Wherein, the amino carboxylic acid chelating resin and the fluorinated modified iminodiacetic acid chelating resin are pretreated, and the method specifically comprises the following steps: firstly, immersing chelate resin in ethanol, stirring for 2 hours at room temperature, and then washing the ethanol with deionized water; then immersing the chelate resin into a hydrochloric acid aqueous solution with the mass content of 4%, stirring for 2h at room temperature, washing to be neutral by deionized water, and repeating the process for 3 times; and immersing the chelate resin into a potassium hydroxide aqueous solution with the mass content of 4%, stirring for 2h at room temperature, washing to be neutral by using deionized water, repeating the process for 3 times, and finally drying.

Comparative example 1

The only difference from example 1 is: the chelating resin was not pretreated.

Ca in the obtained electronic grade potassium hydroxide solution²⁺77.8ppb，Mg²⁺50.8ppb，Ni²⁺63.5ppb，Fe²⁺119ppb，Na⁺55.0ppm。

Comparative example 2

The only difference from example 1 is: without extraction resin purification.
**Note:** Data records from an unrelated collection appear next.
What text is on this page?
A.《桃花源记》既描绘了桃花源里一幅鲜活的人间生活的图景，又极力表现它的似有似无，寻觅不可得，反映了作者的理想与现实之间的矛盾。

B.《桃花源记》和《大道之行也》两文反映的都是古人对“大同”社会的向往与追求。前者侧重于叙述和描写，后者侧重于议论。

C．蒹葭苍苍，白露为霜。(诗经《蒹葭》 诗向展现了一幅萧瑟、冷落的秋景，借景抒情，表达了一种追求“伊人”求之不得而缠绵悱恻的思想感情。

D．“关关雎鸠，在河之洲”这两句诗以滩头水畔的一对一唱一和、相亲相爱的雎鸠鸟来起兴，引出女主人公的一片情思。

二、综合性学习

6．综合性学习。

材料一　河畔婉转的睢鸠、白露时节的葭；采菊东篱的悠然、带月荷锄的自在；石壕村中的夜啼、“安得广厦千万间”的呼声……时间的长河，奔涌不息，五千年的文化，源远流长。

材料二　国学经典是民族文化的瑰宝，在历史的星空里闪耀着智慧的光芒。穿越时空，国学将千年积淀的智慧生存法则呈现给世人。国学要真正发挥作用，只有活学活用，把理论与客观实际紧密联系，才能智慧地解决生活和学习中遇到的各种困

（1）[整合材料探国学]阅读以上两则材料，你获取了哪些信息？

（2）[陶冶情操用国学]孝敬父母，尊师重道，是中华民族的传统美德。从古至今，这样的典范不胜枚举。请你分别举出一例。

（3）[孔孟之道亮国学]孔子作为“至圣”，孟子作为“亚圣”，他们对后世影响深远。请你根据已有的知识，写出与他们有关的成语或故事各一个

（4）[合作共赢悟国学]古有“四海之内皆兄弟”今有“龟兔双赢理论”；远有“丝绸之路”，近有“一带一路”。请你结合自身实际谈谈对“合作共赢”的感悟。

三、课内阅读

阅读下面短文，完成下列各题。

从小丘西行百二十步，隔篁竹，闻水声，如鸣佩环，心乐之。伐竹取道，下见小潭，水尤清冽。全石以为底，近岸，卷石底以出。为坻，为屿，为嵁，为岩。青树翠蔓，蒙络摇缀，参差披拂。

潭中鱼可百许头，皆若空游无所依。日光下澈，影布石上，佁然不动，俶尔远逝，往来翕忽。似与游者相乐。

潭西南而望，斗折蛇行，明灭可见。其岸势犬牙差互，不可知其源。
Ca in the obtained electronic grade potassium hydroxide solution²⁺56.7ppb，Mg²⁺45.8ppb，Ni²⁺35.9ppb，Fe²⁺102ppb，Na⁺51.5ppm。

Comparative example 3

The only difference from example 1 is: without adsorption by aminocarboxylic acid chelate resin.

Ca in the obtained electronic grade potassium hydroxide solution²⁺78.7ppb，Mg²⁺60.5ppb，Ni²⁺55.8ppb，Fe²⁺126ppb，Na⁺60.4ppm。

Comparative example 4

The only difference from example 1 is: without adsorption by iminodiacetic acid-based chelating resins.

Ca in the obtained electronic grade potassium hydroxide solution²⁺89.9ppb，Mg²⁺70.5ppb，Ni²⁺63.5ppb，Fe²⁺131ppb，Na⁺65.9ppm。

In addition to the above embodiments, the present invention also includes other embodiments, and any technical solutions formed by equivalent transformation or equivalent replacement should fall within the scope of the claims of the present invention.